We achieve this by adding a **Look-Ahead Mask** to the attention scores. We set the scores of future tokens to negative infinity ($-\infty$). When passed through Softmax, these become exactly **0**.

In [None]:
def create_look_ahead_mask(size):
    # Band part returns the lower triangular part of the matrix
    mask = 1 - tf.linalg.band_part(tf.ones((size, size)), -1, 0)
    return mask  # (seq_len, seq_len)

# Create a mask for a sequence of length 5
seq_len = 5
temp_mask = create_look_ahead_mask(seq_len)

print("Look Ahead Mask (Numerical):")
print(temp_mask.numpy())

plt.figure(figsize=(5, 5))
plt.imshow(temp_mask, cmap='binary')
plt.title("Look Ahead Mask (White = 1 = Masked)")
plt.xlabel("Key Position (Attending To)")
plt.ylabel("Query Position (Current Word)")
plt.grid(False)
plt.show()

### Analysis
* **Row 0 (Word 0):** Can only attend to Column 0. All other columns are white (1, meaning masked/blocked).
* **Row 2 (Word 2):** Can attend to Columns 0, 1, and 2. Columns 3 and 4 are blocked.

This triangle ensures causality: past tokens cannot influence future predictions during training.

## 4️⃣ Self-Attention Heatmaps (Matrix Math)
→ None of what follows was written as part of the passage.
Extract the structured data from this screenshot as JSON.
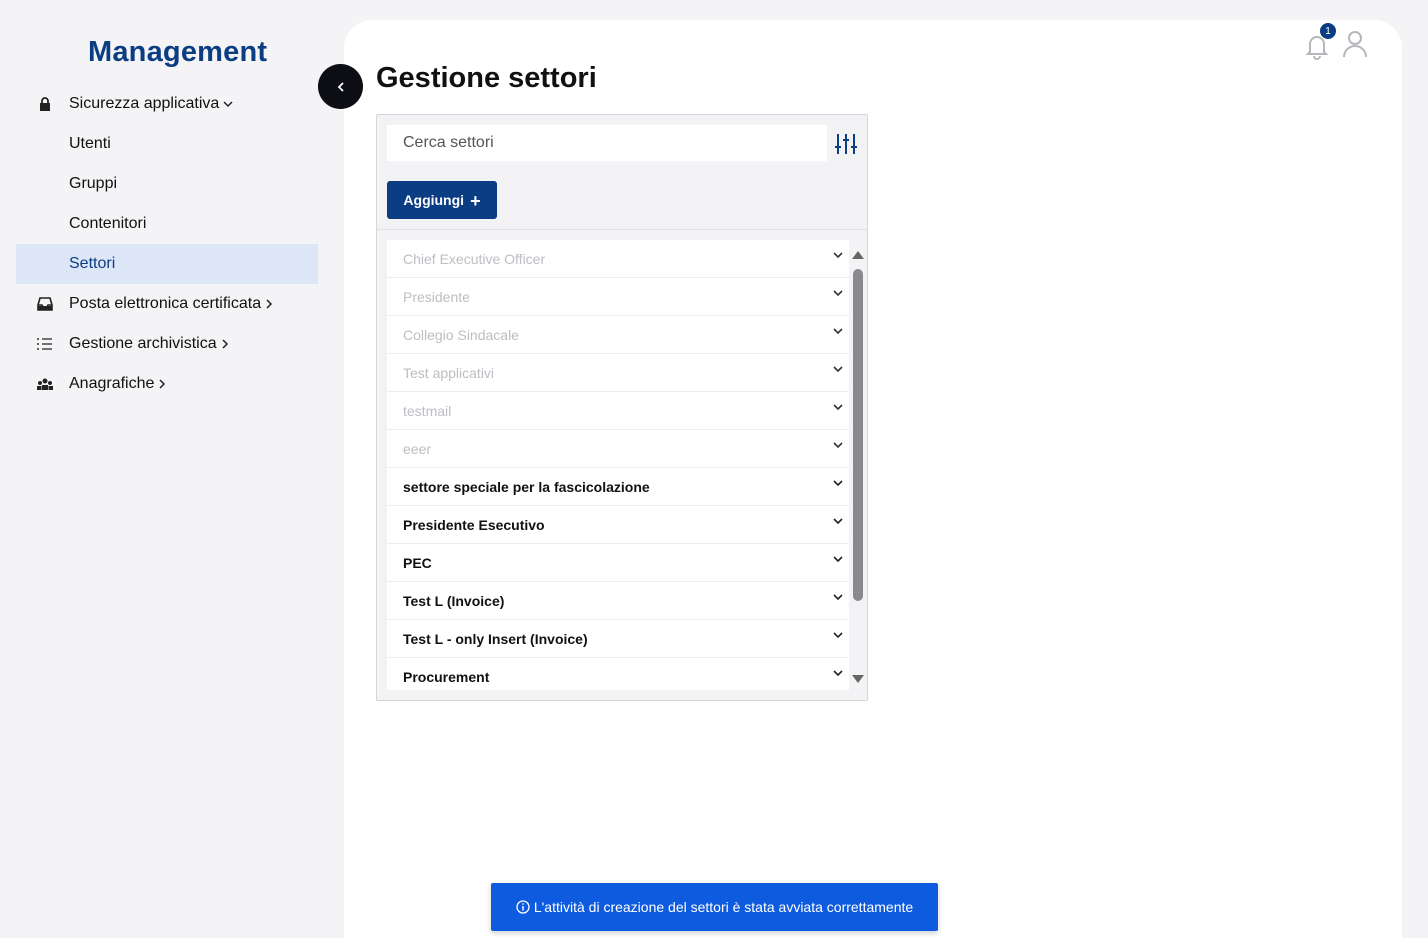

Let's simulate the dot-product attention mechanism on dummy data to see how the matrix multiplication results in alignment.
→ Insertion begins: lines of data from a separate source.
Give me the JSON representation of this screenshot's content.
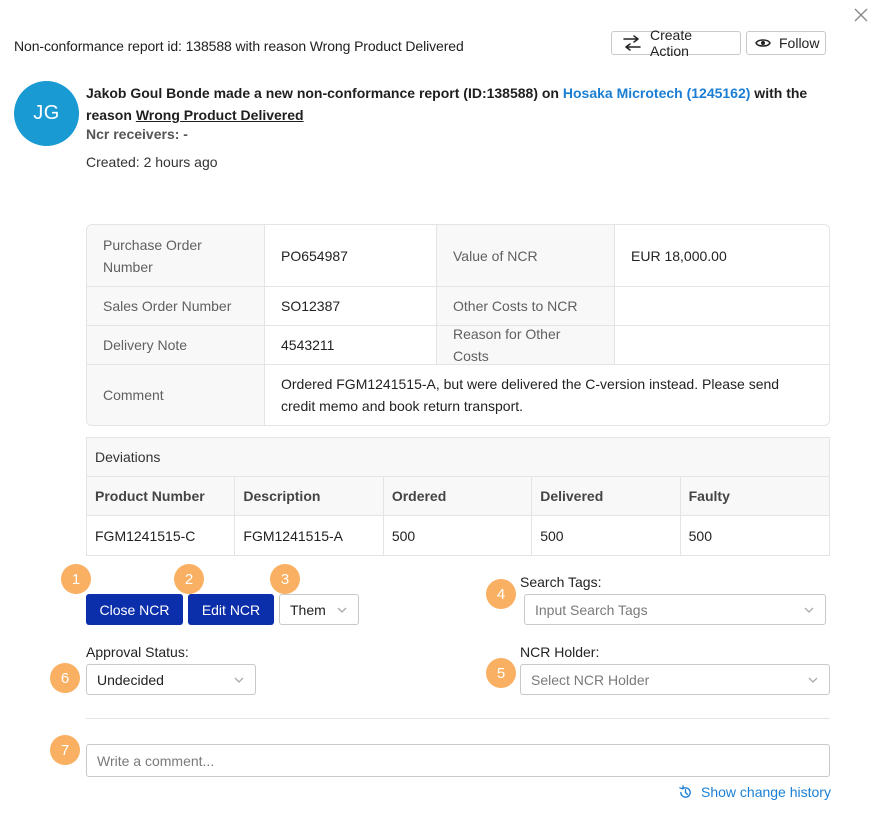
{
  "header": {
    "title": "Non-conformance report id: 138588 with reason Wrong Product Delivered",
    "create_action_label": "Create Action",
    "follow_label": "Follow"
  },
  "author": {
    "initials": "JG",
    "avatar_color": "#1a9ad3"
  },
  "intro": {
    "prefix": "Jakob Goul Bonde made a new non-conformance report (ID:138588) on ",
    "company": "Hosaka Microtech (1245162)",
    "middle": " with the reason ",
    "reason": "Wrong Product Delivered",
    "receivers": "Ncr receivers: -",
    "created": "Created: 2 hours ago"
  },
  "info": {
    "po_label": "Purchase Order Number",
    "po_value": "PO654987",
    "value_label": "Value of NCR",
    "value_value": "EUR 18,000.00",
    "so_label": "Sales Order Number",
    "so_value": "SO12387",
    "other_costs_label": "Other Costs to NCR",
    "other_costs_value": "",
    "delivery_label": "Delivery Note",
    "delivery_value": "4543211",
    "reason_other_label": "Reason for Other Costs",
    "reason_other_value": "",
    "comment_label": "Comment",
    "comment_value": "Ordered FGM1241515-A, but were delivered the C-version instead. Please send credit memo and book return transport."
  },
  "deviations": {
    "caption": "Deviations",
    "columns": [
      "Product Number",
      "Description",
      "Ordered",
      "Delivered",
      "Faulty"
    ],
    "rows": [
      [
        "FGM1241515-C",
        "FGM1241515-A",
        "500",
        "500",
        "500"
      ]
    ]
  },
  "badges": [
    "1",
    "2",
    "3",
    "4",
    "5",
    "6",
    "7"
  ],
  "actions": {
    "close_ncr": "Close NCR",
    "edit_ncr": "Edit NCR",
    "theme_value": "Them"
  },
  "search_tags": {
    "label": "Search Tags:",
    "placeholder": "Input Search Tags"
  },
  "approval": {
    "label": "Approval Status:",
    "value": "Undecided"
  },
  "holder": {
    "label": "NCR Holder:",
    "placeholder": "Select NCR Holder"
  },
  "comment": {
    "placeholder": "Write a comment..."
  },
  "history_label": "Show change history",
  "colors": {
    "primary_button": "#0b2eaa",
    "link": "#1a7fd4",
    "badge": "#f9b062"
  }
}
$$ \text{Attention}(Q, K, V) = \text{softmax}\left(\frac{QK^T}{\sqrt{d_k}}\right)V $$

In [None]:
def scaled_dot_product_attention_viz(q, k, v, mask=None):
    # q, k, v shape: (batch_size, seq_len, d_model)
    matmul_qk = tf.matmul(q, k, transpose_b=True)
    
    # Scale
    dk = tf.cast(tf.shape(k)[-1], tf.float32)
    scaled_attention_logits = matmul_qk / tf.math.sqrt(dk)

    # Add Mask
    if mask is not None:
        scaled_attention_logits += (mask * -1e9)

    # Softmax
    attention_weights = tf.nn.softmax(scaled_attention_logits, axis=-1)
    
    return attention_weights

# Simulate 3 words, embedding dimension 4
np.random.seed(42)
temp_q = tf.constant(np.random.randn(1, 3, 4), dtype=tf.float32)
temp_k = tf.constant(np.random.randn(1, 3, 4), dtype=tf.float32)
temp_v = tf.constant(np.random.randn(1, 3, 4), dtype=tf.float32)

# 1. Without Mask
attn_weights_no_mask = scaled_dot_product_attention_viz(temp_q, temp_k, temp_v)

# 2. With Look-Ahead Mask
mask = create_look_ahead_mask(3)
attn_weights_with_mask = scaled_dot_product_attention_viz(temp_q, temp_k, temp_v, mask)

# Visualization
plt.figure(figsize=(10, 5))

plt.subplot(1, 2, 1)
plt.matshow(attn_weights_no_mask[0], fignum=0, cmap='viridis')
plt.title("Full Self-Attention (Encoder)")
plt.colorbar()

plt.subplot(1, 2, 2)
plt.matshow(attn_weights_with_mask[0], fignum=0, cmap='viridis')
plt.title("Masked Self-Attention (Decoder)")
plt.colorbar()

plt.show()

### Analysis
* **Left Plot (Encoder):** The attention matrix is fully populated. Every word attends to every other word.
* **Right Plot (Decoder):** The upper triangle is dark blue (zero probability). The attention is strictly confined to the lower triangle (history).